Experimental Validation of Model-less Robust Voltage Control using Measurement-based Estimated Voltage Sensitivity Coefficients

Increasing adoption of smart meters and phasor measurement units (PMUs) in power distribution networks are enabling the adoption of data-driven/model-less control schemes to mitigate grid issues such as over/under voltages and power-flow congestions. However, such a scheme can lead to infeasible/inaccurate control decisions due to measurement inaccuracies. In this context, the authors' previous work proposed a robust measurement-based control scheme accounting for the uncertainties of the estimated models. In this scheme, a recursive least squares (RLS)-based method estimates the grid model (in the form of voltage magnitude sensitivity coefficients). Then, a robust control problem optimizes power set-points of distributed energy resources (DERs) such that the nodal voltage limits are satisfied.
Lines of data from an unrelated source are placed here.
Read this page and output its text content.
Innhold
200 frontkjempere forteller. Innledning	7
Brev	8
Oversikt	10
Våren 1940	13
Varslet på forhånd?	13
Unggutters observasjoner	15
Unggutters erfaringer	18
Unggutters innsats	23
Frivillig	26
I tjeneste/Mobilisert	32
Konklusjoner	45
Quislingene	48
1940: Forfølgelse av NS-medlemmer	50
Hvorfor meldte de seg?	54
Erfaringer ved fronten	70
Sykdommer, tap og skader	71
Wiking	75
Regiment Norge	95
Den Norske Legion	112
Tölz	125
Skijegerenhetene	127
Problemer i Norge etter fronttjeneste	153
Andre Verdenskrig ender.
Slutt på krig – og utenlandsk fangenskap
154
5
The estimated voltage sensitivity coefficients are used to model the nodal voltages, and the control robustness is achieved by accounting for their uncertainties. This work presents the first experimental validation of such a robust model-less control scheme on a real power distribution grid. The scheme is applied for voltage control by regulating two photovoltaic (PV) inverters connected in a real microgrid which is a replica of the CIGRE benchmark microgrid network at the EPFL Distributed Electrical Systems Laboratory.